The company functions as a strategic national asset, with its performance closely tied to broader economic stability. Additionally, government oversight remains a defining feature of its operations, shaping both investment decisions and long-term planning.
Meanwhile, plans for a public listing have circulated for several years, but timelines have shifted as officials weigh market conditions and valuation concerns.
This cautious approach reflects a broader effort to balance state control with potential access to international capital.
Consequently, any future listing would likely mark a major step in Uzbekistan’s economic reforms while increasing transparency around one of the country’s most important industrial enterprises.

The Muruntau deposit in Uzbekistan. Image via Navoi Mining and Metallurgy Company.
AngloGold Ashanti
AngloGold Ashanti PLC (NYSE: AU) holds fifth place with 96.11 metric tons of production in 2025. The company operates across Africa, South America and Australia, which supports geographic diversification.
Additionally, its Geita mine in Tanzania remains a key asset, producing over 190,000 ounces. The company also holds a 45 per cent stake in the Kibali mine in the Democratic Republic of Congo.
Kibali stands as Africa’s largest gold operation, producing over 670,000 ounces in 2025. AngloGold’s attributable share reached more than 300,000 ounces from that site. Further, the company continues to explore new projects globally while maintaining existing operations. Its strategy focuses on balancing growth with operational efficiency.

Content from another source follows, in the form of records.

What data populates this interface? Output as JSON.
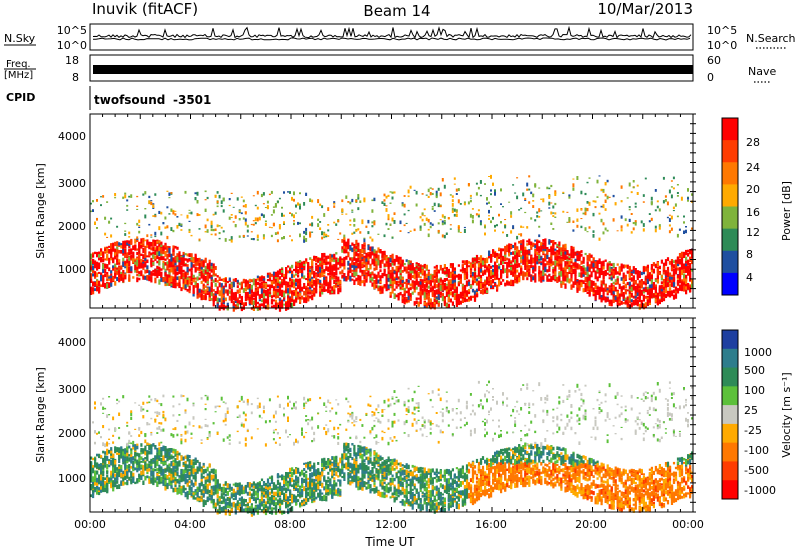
{
  "header": {
    "station": "Inuvik (fitACF)",
    "beam": "Beam 14",
    "date": "10/Mar/2013"
  },
  "chart_data": [
    {
      "type": "line",
      "panel": "noise",
      "ylabel": "N.Sky",
      "right_label": "N.Search",
      "left_ticks": [
        "10^5",
        "10^0"
      ],
      "right_ticks": [
        "10^5",
        "10^0"
      ]
    },
    {
      "type": "line",
      "panel": "frequency",
      "ylabel_line1": "Freq.",
      "ylabel_line2": "[MHz]",
      "right_label": "Nave",
      "left_ticks": [
        "18",
        "8"
      ],
      "right_ticks": [
        "60",
        "0"
      ],
      "ylim": [
        8,
        18
      ],
      "right_ylim": [
        0,
        60
      ]
    },
    {
      "type": "table",
      "panel": "cpid",
      "label": "CPID",
      "program": "twofsound",
      "id": "-3501"
    },
    {
      "type": "heatmap",
      "panel": "power",
      "ylabel": "Slant Range [km]",
      "yticks": [
        "1000",
        "2000",
        "3000",
        "4000"
      ],
      "ylim": [
        180,
        4500
      ],
      "xlim": [
        0,
        24
      ],
      "colorbar_label": "Power [dB]",
      "colorbar_ticks": [
        "28",
        "24",
        "20",
        "16",
        "12",
        "8",
        "4"
      ],
      "colorbar_colors": [
        "#ff0000",
        "#ff3c00",
        "#ff7800",
        "#ffaa00",
        "#7fb33b",
        "#2e8b57",
        "#1f4fa0",
        "#0000ff"
      ]
    },
    {
      "type": "heatmap",
      "panel": "velocity",
      "ylabel": "Slant Range [km]",
      "yticks": [
        "1000",
        "2000",
        "3000",
        "4000"
      ],
      "ylim": [
        180,
        4500
      ],
      "xlim": [
        0,
        24
      ],
      "xlabel": "Time UT",
      "xticks": [
        "00:00",
        "04:00",
        "08:00",
        "12:00",
        "16:00",
        "20:00",
        "00:00"
      ],
      "colorbar_label": "Velocity [m s⁻¹]",
      "colorbar_ticks": [
        "1000",
        "500",
        "100",
        "25",
        "-25",
        "-100",
        "-500",
        "-1000"
      ],
      "colorbar_colors": [
        "#1e3fa0",
        "#2e7d8c",
        "#2e8b57",
        "#5cc03a",
        "#c8c8c0",
        "#ffaa00",
        "#ff7800",
        "#ff3c00",
        "#ff0000"
      ]
    }
  ]
}
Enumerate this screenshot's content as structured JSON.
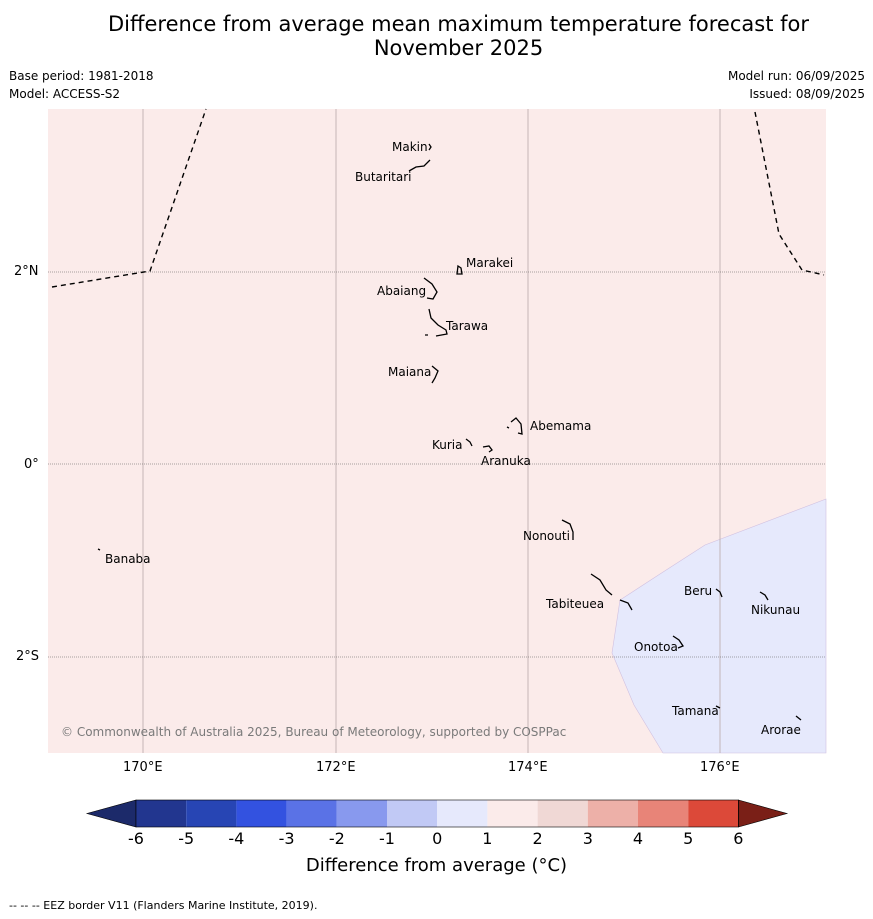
{
  "title_line1": "Difference from average mean maximum temperature forecast for",
  "title_line2": "November 2025",
  "meta_left": [
    "Base period: 1981-2018",
    "Model: ACCESS-S2"
  ],
  "meta_right": [
    "Model run: 06/09/2025",
    "Issued: 08/09/2025"
  ],
  "copyright": "© Commonwealth of Australia 2025, Bureau of Meteorology, supported by COSPPac",
  "lat_labels": [
    "2°N",
    "0°",
    "2°S"
  ],
  "lon_labels": [
    "170°E",
    "172°E",
    "174°E",
    "176°E"
  ],
  "islands": [
    "Makin",
    "Butaritari",
    "Marakei",
    "Abaiang",
    "Tarawa",
    "Maiana",
    "Abemama",
    "Kuria",
    "Aranuka",
    "Nonouti",
    "Banaba",
    "Tabiteuea",
    "Beru",
    "Nikunau",
    "Onotoa",
    "Tamana",
    "Arorae"
  ],
  "colorbar": {
    "ticks": [
      "-6",
      "-5",
      "-4",
      "-3",
      "-2",
      "-1",
      "0",
      "1",
      "2",
      "3",
      "4",
      "5",
      "6"
    ],
    "colors": [
      "#22368f",
      "#2745b4",
      "#3352e0",
      "#5a72e6",
      "#8899ee",
      "#c1c9f5",
      "#e6e9fc",
      "#fbebea",
      "#f0d8d5",
      "#edb0a8",
      "#e88478",
      "#dc4939",
      "#aa2a20"
    ],
    "under_color": "#1c2a6a",
    "over_color": "#7a1f17",
    "label": "Difference from average (°C)"
  },
  "footer": "--  --  -- EEZ border V11 (Flanders Marine Institute, 2019)."
}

However, operating in multiple jurisdictions introduces political and logistical risks. Consequently, AngloGold must manage complex regulatory environments across its portfolio. In addition, its diversified asset base helps offset regional disruptions and maintain steady output.

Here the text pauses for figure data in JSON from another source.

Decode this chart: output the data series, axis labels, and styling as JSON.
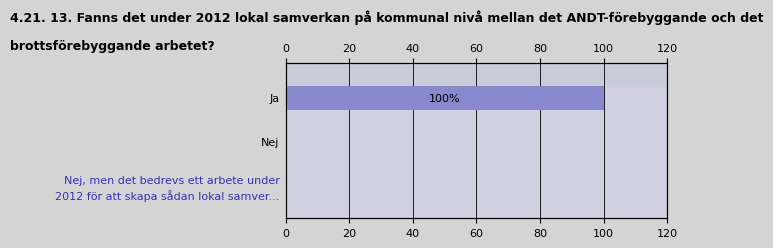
{
  "title_line1": "4.21. 13. Fanns det under 2012 lokal samverkan på kommunal nivå mellan det ANDT-förebyggande och det",
  "title_line2": "brottsförebyggande arbetet?",
  "categories": [
    "Ja",
    "Nej",
    "Nej, men det bedrevs ett arbete under\n2012 för att skapa sådan lokal samver..."
  ],
  "values": [
    100,
    0,
    0
  ],
  "bar_color": "#8888cc",
  "bar_label": "100%",
  "bar_label_color": "#000000",
  "xlim": [
    0,
    120
  ],
  "xticks": [
    0,
    20,
    40,
    60,
    80,
    100,
    120
  ],
  "bg_color": "#d4d4d4",
  "plot_bg_color_left": "#d0d0e0",
  "plot_bg_color_right": "#e8e8f4",
  "top_band_color": "#c8c8d8",
  "title_fontsize": 9,
  "tick_fontsize": 8,
  "ylabel_color_normal": "#000000",
  "ylabel_color_special": "#3333bb",
  "grid_color": "#000000",
  "bar_height": 0.55
}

Regardless, AngloGold Ashanti has entered 2026 with strong financial momentum, and seems primed to navigate rising regulatory pressures.
The company reported sharply higher earnings in 2025, driven by elevated gold prices and improved operational efficiency. AngloGold has also moved to strengthen its balance sheet through debt reduction initiatives, including plans to repurchase up to USD$650 million in outstanding notes.
Governments in Africa have also increased oversight of mining operations. In Ghana, officials have directed the company to transition certain activities to local contractors by the end of 2026. Consequently, AngloGold faces potential cost increases and reduced operational control in that region. Further, the company continues to reshape its portfolio, including asset sales and advancement of projects in the United States. Growing resource nationalism may further complicate long-term planning despite strong underlying market conditions.